Two and half days on, I’m calling it: that Timo Werner goal in the 39th minute against Newcastle on Monday night is going to stand. I’m absolutely confident of it now, although I can’t deny that I’m only just out of the other end of a long spell of anxiety about it.
There was, of course, the now standard passage of uncertainty which gets inflicted on us in the immediate aftermath of goals, while we wait for the crew at Stockley Park to put their biscuits down, warm up their VHS player and find the applicable remote.
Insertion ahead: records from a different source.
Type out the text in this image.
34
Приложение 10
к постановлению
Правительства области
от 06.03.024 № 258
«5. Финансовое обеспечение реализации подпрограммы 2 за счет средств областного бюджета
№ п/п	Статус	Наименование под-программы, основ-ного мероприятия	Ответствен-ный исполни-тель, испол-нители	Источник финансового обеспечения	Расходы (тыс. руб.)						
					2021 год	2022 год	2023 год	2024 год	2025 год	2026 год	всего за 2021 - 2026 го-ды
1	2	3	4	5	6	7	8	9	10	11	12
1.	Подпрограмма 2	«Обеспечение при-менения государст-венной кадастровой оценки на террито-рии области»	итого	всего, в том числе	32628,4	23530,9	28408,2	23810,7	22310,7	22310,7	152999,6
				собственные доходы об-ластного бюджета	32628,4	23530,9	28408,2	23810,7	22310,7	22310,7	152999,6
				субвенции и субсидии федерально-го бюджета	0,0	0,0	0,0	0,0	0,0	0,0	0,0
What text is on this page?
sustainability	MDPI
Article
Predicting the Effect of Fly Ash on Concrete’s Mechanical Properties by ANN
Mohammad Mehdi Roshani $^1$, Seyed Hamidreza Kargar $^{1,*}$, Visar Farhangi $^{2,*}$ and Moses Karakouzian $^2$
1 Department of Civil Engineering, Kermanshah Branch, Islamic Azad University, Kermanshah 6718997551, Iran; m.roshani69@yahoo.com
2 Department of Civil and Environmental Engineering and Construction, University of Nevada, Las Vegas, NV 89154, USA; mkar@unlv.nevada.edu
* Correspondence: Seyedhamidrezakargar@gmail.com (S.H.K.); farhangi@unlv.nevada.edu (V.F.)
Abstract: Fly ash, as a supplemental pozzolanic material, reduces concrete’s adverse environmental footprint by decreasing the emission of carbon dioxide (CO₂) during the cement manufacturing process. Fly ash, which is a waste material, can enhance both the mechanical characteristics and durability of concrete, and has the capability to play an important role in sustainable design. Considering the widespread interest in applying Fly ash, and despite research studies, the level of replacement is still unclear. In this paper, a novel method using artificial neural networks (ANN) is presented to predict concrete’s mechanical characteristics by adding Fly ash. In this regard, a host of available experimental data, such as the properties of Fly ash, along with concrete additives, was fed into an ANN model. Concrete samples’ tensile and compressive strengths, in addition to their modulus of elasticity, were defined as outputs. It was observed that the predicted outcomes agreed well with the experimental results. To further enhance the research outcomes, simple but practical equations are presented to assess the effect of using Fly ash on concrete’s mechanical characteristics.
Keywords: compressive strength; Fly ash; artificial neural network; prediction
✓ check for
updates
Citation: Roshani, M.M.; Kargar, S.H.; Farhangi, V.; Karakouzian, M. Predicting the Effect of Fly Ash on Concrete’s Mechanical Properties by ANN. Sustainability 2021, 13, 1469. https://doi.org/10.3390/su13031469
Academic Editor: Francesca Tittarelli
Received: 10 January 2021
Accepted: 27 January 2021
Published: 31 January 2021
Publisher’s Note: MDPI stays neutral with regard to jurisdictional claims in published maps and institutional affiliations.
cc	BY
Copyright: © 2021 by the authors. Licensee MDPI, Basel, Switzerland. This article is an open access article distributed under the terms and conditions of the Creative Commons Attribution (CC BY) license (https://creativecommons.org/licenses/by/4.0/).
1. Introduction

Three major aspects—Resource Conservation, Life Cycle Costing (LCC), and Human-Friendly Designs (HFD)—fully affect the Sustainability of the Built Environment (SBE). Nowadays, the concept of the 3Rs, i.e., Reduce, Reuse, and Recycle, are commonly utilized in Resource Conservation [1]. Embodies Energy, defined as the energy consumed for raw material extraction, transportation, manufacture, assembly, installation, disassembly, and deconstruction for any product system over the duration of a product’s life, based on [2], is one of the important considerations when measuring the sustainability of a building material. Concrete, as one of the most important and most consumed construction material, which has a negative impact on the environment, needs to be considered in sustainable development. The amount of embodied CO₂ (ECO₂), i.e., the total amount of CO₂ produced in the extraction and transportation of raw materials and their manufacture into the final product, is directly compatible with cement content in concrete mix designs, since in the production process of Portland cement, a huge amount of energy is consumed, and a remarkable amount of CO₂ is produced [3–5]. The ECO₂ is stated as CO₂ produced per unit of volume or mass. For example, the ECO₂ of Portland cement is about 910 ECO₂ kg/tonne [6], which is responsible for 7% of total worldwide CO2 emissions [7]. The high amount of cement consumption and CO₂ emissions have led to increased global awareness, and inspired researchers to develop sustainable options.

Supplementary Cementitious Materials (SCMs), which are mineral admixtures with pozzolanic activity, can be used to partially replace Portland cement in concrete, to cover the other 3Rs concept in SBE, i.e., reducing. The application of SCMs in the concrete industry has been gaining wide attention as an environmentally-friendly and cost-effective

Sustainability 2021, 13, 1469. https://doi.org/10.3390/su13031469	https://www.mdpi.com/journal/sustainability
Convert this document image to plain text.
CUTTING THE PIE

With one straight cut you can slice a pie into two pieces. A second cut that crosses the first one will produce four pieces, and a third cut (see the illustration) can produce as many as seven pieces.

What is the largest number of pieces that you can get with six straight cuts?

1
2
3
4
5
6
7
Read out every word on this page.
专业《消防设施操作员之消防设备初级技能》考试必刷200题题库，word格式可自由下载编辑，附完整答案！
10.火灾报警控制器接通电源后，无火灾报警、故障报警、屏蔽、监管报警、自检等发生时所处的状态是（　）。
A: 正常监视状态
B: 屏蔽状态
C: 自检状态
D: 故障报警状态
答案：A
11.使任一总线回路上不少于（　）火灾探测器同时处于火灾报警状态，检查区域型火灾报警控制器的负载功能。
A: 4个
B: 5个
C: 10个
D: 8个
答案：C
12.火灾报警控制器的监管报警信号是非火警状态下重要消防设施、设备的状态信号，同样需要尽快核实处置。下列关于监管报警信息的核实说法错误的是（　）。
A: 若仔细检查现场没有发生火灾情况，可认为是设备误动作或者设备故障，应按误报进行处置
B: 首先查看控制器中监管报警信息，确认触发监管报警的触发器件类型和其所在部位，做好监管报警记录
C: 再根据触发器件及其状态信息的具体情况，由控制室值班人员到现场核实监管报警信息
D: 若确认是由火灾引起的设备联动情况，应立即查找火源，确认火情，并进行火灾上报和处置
But even after that cumbersome and somewhat joy-draining phase was finally cleared, and the ball was found not to have entered the airspace around Olivier Giroud’s knuckles on the way over, one’s doubts somehow lingered.
Indeed, even when the half-time whistle went, it seemed to me entirely plausible that the official video jockeys would spend the interval concocting some cat’s cradle of brightly coloured lines that proved somebody offside by the thickness of his shirt in some dusty and long-forgotten passage of the build-up, therefore striking it off before the restart.
And even as the days have passed since then, I’ve lived with the nagging thought at the back of my mind that some kind of hitherto unannounced Ongoing Review Panel was suddenly going to unveil evidence that Timo himself was marginally ahead of the last defender on his way to his car in the Cobham car park three days before the game. Would it really have surprised us? That’s just the way Werner’s luck has been going recently.
But no. They would have had to have come forward by now, wouldn’t they? It stands, then. Chalk another one up to Werner – his fifth for us in the league as it happens, although the way some people were cranking on recently you would have assumed he hadn’t managed it at all this season or ever looked like doing so.
I imagine that, for the player, going through that patch without managing to score must have been extremely irritating – though probably nowhere near as irritating as running your socks off, making chances, providing assists, opening up holes for other players to exploit by being a permanently mobile pest and defender-magnet, leaving the pitch on the winning side at the end of the game, and finding that all people still wanted to talk about was the fact that you hadn’t managed to score.
Enough of that, though. Here was a match in which Werner ran his socks off, made chances, provided an assist (his fifth one of those, as well), opened up holes for other players to exploit by being a permanently mobile pest and defender-magnet, left the pitch on the winning side at the end of the game AND scored. Sky made him the Man of the Match, having little alternative, although Mateo Kovacic would have merited at least a place on the podium, in my opinion.
Anyway, the broader picture shows that, on the back of these endeavours, we have now gone six games unbeaten since Thomas Tuchel arrived, have accumulated five successive wins in all competitions and have played nine solid hours of football during which the only person to breach our defence has been Toni Rudiger which, for obvious reasons, doesn’t count. Oh, and Timo Werner has scored. Definitely.
The upshot is that we are in fourth place in the table and just four points off second, and with Liverpool dislodged from the Champions League spots and possibly still gratifyingly on the slide in sixth. Incidentally, in a hurry to point out that particular detail, Gary Neville went to the extent of speaking out of turn on Sky Sports after our game on Monday night, butting in on the presenter during the screening of the table. Poor show. That kind of instant, just-add-water gloating is all very well for the rest of us, but it ill becomes a supposedly authoritative and independent pundit employed to illuminate the game on the platform of a revered broadcaster. It was quite funny, though.
Next up, Southampton away and, beyond them, Atletico Madrid, doubly away in Bucharest. But even while the glamourously sharp bits of the Champions League roll into view, let’s not overlook the fact that we are now a single home win over Sheffield United away from the penultimate round of the FA Cup, which would, of course, mean a trip to Wembley and a great day out for the… oh, yeah. Forgot for a moment there.
At Barnsley last Thursday night, during the performance that put us into the quarter-finals, Tammy Abraham’s goal was arguably eclipsed only by his goal-line clearance, a piece of reflex elasticity which you would normally expect only a seal to be capable of managing.
And hats off to everyone connected with our organisation for their restraint afterwards in not mentioning, by way of extenuating circumstances for what was arguably the most rough-edged performance of the new era, the condition of the pitch, which was surely the elephant in the room during those 90 minutes. In fact, the elephant seemed to have staged a war-game on the grass with a number of its closest friends beforehand, leaving behind a surface which looked highly reminiscent to me of the current condition of my local London common, following lockdown-related overuse.
Still, classic cup conditions, I guess, and an evocative throwback to the days when black and white pictures of the Somme circa 1916 were the very much the inspiration for football’s ‘winter look’.
The Champions League, though? Different time in history, different pitches. Or let’s hope so, anyway.